Technically, due to the PDA 1974 that was passed in parliament with the full consent of the Sarawak leaders, such full ownership has always belonged to Petronas since 1974 pursuant to Section 2(1) of the Act.
Under S.2(1), this provision stated that, “The entire ownership in, and exclusive rights, powers, liberties and privileges of exploring, exploiting, winning and obtaining petroleum whether it is onshore or offshore of Malaysia shall be vested in a Corporation to be incorporated under the Companies Act 1965 or under the law relating to incorporation of companies”
So, they are not demanding anything new, nor trying to ‘steal more’ or even taking away whatever royalty that is been given now. They are just seeking legal clarification over the matter. Such application would have likely happened even if the federal government was still under Barisan Nasional due to Abang Jo’s claims to assert their licensing rights.
Again, I would like to reiterate that I am in no way defending the actions of PETRONAS, but any denial of the legal implications of the claims by our State government is just an attempt to bury our heads in the sand or to continue to deceive the people of Sarawak. Even if Petronas did not initiate such claims, it doesn’t change the fact of the existence of the PDA 1974 as it has yet to be declared by a court of law to be null and void or amended or repealed in Parliament. No public declaration by anyone no matter the position can reverse a law that was consented and passed.
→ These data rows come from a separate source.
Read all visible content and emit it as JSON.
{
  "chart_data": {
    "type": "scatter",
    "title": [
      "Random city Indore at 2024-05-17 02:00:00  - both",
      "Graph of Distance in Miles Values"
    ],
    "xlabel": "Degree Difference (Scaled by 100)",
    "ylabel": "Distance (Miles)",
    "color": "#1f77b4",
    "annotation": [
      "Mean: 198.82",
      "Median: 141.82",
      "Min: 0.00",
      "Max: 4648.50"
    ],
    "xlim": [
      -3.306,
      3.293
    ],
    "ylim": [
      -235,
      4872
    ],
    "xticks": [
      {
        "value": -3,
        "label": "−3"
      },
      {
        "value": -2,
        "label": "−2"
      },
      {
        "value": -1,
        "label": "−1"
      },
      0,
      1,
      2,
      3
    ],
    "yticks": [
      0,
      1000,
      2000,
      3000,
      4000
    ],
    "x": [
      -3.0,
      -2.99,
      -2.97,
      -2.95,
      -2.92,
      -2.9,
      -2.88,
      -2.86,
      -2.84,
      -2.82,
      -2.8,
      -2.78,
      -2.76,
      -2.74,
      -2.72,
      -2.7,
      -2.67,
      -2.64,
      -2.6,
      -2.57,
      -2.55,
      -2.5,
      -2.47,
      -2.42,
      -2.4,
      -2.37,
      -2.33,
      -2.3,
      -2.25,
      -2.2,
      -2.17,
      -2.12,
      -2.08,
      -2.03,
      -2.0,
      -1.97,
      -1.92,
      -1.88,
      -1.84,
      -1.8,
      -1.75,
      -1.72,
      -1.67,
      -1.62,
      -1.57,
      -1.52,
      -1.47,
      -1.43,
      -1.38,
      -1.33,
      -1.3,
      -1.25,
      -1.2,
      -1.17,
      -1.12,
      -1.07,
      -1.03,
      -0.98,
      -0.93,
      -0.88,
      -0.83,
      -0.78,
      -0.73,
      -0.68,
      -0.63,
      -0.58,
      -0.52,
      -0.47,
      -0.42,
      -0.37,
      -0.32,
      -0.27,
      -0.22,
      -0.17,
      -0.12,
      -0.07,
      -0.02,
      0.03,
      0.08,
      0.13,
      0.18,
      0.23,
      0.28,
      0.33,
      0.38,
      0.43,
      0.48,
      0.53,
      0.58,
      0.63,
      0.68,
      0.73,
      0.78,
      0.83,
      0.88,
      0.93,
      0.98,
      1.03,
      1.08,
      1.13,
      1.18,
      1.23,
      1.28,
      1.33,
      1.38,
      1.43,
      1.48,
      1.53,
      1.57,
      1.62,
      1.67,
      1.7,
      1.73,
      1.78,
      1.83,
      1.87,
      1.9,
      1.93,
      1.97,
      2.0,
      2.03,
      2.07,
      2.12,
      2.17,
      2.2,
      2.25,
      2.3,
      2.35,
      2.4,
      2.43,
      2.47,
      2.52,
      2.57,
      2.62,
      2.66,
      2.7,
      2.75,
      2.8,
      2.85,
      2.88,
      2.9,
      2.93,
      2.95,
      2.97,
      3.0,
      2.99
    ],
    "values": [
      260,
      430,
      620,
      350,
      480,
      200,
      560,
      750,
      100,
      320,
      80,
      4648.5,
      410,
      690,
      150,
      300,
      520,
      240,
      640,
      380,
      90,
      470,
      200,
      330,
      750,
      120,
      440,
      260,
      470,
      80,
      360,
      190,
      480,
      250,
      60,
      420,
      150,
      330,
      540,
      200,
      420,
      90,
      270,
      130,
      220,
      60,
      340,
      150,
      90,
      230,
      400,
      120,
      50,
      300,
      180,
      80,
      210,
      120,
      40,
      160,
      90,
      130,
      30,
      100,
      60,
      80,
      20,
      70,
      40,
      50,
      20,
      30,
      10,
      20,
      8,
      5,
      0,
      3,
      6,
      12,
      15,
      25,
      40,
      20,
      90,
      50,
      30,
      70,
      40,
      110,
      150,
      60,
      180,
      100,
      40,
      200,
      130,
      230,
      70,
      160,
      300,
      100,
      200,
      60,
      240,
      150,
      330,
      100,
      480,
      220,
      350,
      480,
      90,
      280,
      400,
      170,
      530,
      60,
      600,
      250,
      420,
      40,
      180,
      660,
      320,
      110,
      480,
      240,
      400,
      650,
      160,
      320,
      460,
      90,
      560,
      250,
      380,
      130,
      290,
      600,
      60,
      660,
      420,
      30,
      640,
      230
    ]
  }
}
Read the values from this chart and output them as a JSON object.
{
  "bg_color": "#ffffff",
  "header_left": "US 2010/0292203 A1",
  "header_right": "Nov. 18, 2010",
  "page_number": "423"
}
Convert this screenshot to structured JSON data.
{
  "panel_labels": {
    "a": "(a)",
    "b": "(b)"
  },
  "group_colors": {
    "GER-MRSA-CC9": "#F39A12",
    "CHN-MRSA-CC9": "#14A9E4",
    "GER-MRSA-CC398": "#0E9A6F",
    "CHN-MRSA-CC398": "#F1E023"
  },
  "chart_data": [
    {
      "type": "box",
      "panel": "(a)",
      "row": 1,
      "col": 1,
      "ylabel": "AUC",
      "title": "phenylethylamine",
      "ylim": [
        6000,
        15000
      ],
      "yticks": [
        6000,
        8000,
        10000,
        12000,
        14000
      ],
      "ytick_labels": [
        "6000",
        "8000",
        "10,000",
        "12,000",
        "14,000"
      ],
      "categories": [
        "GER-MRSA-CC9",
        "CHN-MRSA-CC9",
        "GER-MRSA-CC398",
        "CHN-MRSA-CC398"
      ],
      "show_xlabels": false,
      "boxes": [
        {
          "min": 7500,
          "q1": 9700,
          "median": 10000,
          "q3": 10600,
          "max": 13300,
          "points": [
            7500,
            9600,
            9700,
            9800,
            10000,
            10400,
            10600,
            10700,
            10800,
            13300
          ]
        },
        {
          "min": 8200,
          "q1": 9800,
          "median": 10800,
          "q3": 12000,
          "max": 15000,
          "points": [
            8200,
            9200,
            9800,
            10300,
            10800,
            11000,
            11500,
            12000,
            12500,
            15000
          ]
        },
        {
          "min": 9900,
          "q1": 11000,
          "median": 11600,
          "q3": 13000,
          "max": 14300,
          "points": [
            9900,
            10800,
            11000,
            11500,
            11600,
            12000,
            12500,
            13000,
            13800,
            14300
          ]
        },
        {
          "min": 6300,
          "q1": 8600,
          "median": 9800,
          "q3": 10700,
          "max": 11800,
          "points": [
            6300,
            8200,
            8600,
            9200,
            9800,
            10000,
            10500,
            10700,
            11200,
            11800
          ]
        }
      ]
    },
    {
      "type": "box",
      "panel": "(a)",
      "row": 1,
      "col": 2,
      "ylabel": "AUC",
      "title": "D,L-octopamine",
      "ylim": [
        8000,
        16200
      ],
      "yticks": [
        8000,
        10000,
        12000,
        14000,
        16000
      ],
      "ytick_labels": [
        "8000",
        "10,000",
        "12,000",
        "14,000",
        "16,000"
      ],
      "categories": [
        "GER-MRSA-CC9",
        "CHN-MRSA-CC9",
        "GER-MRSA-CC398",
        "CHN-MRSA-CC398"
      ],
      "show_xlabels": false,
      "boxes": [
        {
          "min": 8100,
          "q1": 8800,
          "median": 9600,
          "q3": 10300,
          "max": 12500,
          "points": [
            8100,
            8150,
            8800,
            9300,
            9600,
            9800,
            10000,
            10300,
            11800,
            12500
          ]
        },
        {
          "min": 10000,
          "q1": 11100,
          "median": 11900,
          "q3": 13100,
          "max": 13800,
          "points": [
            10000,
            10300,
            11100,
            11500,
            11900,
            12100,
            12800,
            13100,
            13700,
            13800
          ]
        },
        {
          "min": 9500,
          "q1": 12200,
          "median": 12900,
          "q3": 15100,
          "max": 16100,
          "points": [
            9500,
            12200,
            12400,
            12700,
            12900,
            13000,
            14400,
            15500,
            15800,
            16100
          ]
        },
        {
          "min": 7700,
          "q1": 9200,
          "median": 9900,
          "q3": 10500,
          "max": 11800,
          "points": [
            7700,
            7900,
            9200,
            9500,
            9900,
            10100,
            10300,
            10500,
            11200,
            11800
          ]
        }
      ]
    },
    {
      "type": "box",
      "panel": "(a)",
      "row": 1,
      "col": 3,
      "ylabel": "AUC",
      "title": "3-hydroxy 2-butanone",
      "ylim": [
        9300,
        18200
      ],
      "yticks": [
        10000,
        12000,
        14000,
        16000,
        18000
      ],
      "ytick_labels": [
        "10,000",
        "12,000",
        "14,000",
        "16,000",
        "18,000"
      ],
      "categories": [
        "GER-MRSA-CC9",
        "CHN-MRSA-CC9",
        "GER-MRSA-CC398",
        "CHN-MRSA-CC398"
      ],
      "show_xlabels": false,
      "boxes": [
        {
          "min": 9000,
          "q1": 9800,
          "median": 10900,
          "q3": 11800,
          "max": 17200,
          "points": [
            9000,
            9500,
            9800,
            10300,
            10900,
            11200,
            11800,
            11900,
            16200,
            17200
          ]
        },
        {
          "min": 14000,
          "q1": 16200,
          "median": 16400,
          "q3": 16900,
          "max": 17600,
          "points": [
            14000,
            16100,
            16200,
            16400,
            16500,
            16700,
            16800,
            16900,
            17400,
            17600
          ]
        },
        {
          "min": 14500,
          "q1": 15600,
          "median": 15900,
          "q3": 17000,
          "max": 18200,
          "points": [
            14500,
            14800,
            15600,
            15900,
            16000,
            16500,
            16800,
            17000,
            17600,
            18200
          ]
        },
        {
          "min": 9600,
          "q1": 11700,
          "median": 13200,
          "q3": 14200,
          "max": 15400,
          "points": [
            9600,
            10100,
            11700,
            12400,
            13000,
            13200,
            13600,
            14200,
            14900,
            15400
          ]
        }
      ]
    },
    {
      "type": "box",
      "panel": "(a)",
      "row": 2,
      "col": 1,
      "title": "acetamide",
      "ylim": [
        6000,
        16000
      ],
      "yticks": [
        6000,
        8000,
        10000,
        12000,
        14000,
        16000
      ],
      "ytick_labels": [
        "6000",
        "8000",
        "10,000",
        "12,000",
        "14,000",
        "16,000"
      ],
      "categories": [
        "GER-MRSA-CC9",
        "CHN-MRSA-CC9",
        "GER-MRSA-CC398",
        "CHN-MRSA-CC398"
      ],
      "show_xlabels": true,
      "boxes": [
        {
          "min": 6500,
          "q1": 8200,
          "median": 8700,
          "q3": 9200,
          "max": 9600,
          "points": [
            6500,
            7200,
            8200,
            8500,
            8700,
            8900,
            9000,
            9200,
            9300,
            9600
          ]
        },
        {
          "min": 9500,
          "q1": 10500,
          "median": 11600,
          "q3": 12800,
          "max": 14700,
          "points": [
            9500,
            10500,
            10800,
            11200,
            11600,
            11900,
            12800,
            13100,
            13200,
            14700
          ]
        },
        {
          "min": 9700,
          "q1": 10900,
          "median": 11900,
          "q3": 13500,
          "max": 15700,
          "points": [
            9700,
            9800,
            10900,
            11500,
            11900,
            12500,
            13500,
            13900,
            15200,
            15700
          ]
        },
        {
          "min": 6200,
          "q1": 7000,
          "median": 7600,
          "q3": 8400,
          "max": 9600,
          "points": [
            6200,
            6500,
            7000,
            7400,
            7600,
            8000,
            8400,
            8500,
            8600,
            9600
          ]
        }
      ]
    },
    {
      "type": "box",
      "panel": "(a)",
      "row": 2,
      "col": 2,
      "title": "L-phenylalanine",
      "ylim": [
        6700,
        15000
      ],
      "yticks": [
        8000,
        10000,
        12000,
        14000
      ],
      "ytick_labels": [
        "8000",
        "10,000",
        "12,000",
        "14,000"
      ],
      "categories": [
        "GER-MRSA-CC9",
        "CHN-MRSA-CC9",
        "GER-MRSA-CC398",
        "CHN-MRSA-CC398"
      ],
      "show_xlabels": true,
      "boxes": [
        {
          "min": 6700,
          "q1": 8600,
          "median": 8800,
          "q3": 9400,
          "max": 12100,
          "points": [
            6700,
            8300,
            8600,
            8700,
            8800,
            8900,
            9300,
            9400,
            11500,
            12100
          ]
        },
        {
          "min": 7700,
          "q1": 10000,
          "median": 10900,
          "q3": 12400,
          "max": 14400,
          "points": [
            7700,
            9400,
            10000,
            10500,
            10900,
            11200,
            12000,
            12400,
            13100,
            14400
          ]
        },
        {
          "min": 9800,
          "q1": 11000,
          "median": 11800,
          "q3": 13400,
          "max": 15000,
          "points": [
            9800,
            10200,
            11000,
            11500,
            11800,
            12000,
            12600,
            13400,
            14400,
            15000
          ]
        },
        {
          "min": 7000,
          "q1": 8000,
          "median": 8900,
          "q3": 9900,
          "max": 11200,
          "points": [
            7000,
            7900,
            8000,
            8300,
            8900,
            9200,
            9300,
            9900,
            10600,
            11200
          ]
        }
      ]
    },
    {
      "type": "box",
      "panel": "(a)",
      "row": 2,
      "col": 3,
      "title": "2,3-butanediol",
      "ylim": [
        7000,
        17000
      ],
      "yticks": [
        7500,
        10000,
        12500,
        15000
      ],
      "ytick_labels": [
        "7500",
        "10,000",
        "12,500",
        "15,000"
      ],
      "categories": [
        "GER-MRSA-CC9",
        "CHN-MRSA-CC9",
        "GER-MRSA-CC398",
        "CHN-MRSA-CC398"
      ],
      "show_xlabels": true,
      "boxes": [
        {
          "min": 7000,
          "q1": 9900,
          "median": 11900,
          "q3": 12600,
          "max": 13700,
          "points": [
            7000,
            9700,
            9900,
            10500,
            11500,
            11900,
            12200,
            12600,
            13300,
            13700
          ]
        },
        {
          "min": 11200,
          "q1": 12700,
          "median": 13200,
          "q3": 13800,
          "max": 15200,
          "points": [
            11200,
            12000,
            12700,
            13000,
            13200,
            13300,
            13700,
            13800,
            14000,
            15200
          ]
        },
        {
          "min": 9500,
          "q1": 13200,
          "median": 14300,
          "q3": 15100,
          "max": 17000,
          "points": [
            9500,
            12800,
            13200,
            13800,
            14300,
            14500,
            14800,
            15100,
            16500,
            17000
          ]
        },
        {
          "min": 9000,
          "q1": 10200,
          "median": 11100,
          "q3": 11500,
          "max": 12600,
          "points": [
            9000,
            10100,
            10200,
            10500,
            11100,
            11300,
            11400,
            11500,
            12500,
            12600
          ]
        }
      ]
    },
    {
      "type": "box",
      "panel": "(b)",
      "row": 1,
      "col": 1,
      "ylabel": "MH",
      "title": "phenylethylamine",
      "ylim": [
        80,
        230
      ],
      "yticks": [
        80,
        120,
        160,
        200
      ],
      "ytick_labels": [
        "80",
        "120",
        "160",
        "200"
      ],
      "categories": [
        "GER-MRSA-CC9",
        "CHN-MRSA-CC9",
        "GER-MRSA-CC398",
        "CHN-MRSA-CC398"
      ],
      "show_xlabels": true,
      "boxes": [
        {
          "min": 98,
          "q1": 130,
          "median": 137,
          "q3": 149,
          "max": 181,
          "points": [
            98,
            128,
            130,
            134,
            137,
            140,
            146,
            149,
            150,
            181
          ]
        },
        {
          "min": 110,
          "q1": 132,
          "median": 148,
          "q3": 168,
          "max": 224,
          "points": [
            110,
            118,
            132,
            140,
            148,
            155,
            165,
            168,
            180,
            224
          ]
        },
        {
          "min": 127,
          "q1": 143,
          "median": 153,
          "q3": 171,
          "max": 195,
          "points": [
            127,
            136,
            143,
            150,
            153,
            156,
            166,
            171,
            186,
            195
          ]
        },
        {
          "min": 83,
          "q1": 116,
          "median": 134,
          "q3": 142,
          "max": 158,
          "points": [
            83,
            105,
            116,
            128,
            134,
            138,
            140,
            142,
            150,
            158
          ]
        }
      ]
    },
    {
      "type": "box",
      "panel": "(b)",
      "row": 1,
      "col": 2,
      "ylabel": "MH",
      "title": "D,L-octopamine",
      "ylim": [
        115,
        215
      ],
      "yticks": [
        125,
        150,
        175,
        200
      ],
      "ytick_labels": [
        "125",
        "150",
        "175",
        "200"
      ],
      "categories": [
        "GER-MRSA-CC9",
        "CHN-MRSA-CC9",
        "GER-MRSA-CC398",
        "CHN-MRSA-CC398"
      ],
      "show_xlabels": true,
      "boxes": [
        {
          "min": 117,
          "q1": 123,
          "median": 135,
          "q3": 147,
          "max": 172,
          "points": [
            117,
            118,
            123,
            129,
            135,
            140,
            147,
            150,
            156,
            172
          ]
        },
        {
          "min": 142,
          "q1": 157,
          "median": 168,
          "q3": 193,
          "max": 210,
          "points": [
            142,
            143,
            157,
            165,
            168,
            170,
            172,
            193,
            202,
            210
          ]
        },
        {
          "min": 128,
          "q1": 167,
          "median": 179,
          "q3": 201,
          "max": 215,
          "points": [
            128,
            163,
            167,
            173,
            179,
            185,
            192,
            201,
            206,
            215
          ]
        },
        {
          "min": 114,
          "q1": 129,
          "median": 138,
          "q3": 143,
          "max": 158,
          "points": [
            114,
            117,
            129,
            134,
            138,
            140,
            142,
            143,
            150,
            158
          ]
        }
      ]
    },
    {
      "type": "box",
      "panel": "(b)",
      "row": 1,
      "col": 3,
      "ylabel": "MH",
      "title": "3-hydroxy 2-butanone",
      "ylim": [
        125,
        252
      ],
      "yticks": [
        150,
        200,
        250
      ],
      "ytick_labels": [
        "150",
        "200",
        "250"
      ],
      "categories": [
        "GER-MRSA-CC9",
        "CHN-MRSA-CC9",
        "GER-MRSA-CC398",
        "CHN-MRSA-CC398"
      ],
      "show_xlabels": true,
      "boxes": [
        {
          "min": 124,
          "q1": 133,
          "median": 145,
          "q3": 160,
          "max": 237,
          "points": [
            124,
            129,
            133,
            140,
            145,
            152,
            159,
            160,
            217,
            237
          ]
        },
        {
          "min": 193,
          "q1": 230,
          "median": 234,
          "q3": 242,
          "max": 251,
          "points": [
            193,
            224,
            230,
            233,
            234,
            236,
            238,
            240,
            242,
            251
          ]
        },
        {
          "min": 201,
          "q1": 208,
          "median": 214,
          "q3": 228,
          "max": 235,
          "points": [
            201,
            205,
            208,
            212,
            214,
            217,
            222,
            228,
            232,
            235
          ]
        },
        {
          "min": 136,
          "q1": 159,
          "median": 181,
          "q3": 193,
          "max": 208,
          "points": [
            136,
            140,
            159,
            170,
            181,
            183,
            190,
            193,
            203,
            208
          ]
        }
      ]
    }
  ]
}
That’s why we should not adopt a ‘victim mentality’ in dealing with the clarification application by Petronas on the PDA1974. When we are confident with our rights, we should be confident that we now have a platform to prove our claims with proper legal authority, and not act as if we are being bullied or being attacked.
We now have the platform for the state government to prove that it has not been making blind assertions in saying that despite the above two legislations, the ownership of our oil and gas resources still belongs to the state including pushing forward arguments including such as the The PDA 1974 was enacted under an emergency law and it has never got endorsement and approval from DUN or cabinet.